Don’t worry if you can’t quite tell the Cobra and the Ace apart: the former was an evolution of the latter powered by a V8 engine, so they looked a lot alike when viewed from the outside. The resemblance hasn’t waned in 2021, and the two roadsters share more than a passing resemblance. Some of the key styling cues that differentiate the Ace from the Cobra are a specific front end with a bigger grille, fenders without vents, and wheel arches without flares.
Power for the Ace comes from an electric motor that draws electricity from a 38-kilowatt-hour lithium-ion battery pack to develop 308 horsepower and up to 368 pound-feet of torque, though continuous torque checks in at 184. AC says that’s enough power for a 5.5-second sprint from zero to 62 mph, and it quotes a 200-mile driving range.
There’s no word on what effect the battery pack has on handling, though we know the electric Ace weighs about 2,300 pounds. That’s a few hundred pounds more than the original Ace, which was built from 1954 to 1962. For context, the electric Cobra announced in 2020 weighs 2,755 pounds due to a 54-kilowatt-hour battery pack.

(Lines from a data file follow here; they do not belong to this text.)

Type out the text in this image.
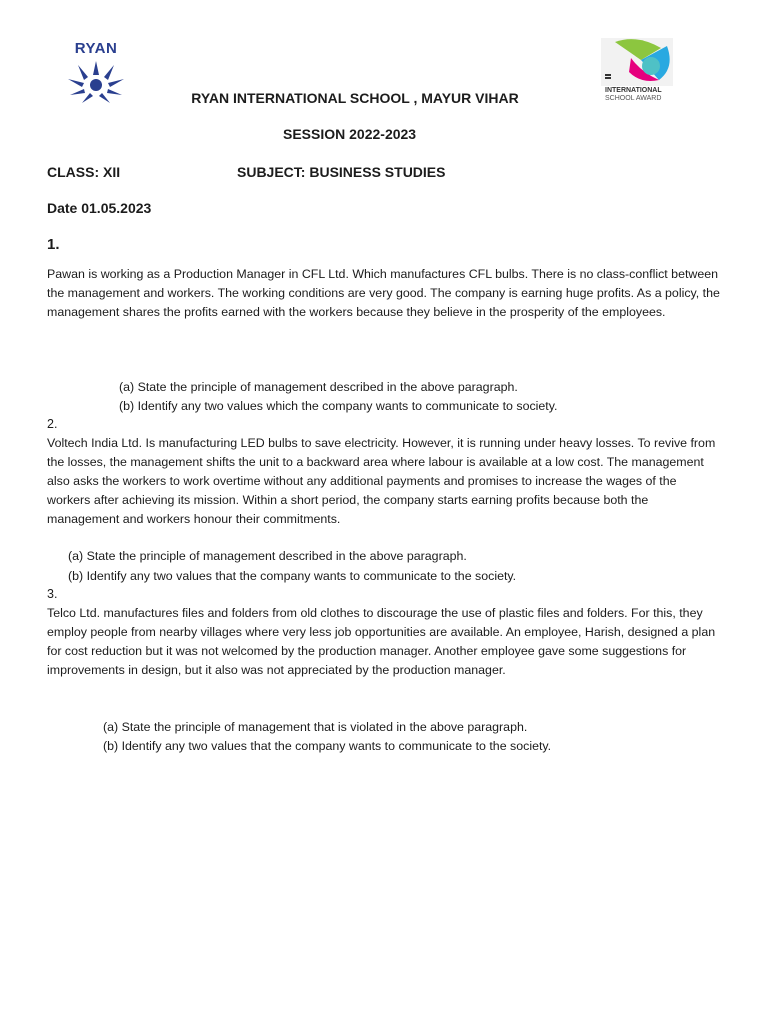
RYAN
INTERNATIONAL
SCHOOL AWARD
RYAN INTERNATIONAL SCHOOL , MAYUR VIHAR
SESSION 2022-2023
CLASS: XII	SUBJECT: BUSINESS STUDIES
Date 01.05.2023
1.
Pawan is working as a Production Manager in CFL Ltd. Which manufactures CFL bulbs. There is no class-conflict between the management and workers. The working conditions are very good. The company is earning huge profits. As a policy, the management shares the profits earned with the workers because they believe in the prosperity of the employees.
(a) State the principle of management described in the above paragraph.
(b) Identify any two values which the company wants to communicate to society.
2.
Voltech India Ltd. Is manufacturing LED bulbs to save electricity. However, it is running under heavy losses. To revive from the losses, the management shifts the unit to a backward area where labour is available at a low cost. The management also asks the workers to work overtime without any additional payments and promises to increase the wages of the workers after achieving its mission. Within a short period, the company starts earning profits because both the management and workers honour their commitments.
(a) State the principle of management described in the above paragraph.
(b) Identify any two values that the company wants to communicate to the society.
3.
Telco Ltd. manufactures files and folders from old clothes to discourage the use of plastic files and folders. For this, they employ people from nearby villages where very less job opportunities are available. An employee, Harish, designed a plan for cost reduction but it was not welcomed by the production manager. Another employee gave some suggestions for improvements in design, but it also was not appreciated by the production manager.
(a) State the principle of management that is violated in the above paragraph.
(b) Identify any two values that the company wants to communicate to the society.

AC will build 37 units of the Ace RS Electric Founders Edition, and it priced each one at £129,500, a sum which represents about $179,900 at the current conversion rate — that’s about $84,000 more than an authentic fiberglass-bodied Shelby 289 Street Cobra without an engine and transmission, and roughly on par with an aluminum-bodied car. Each Ace RS will be built by hand in England, and customer deliveries are scheduled to start in late 2022.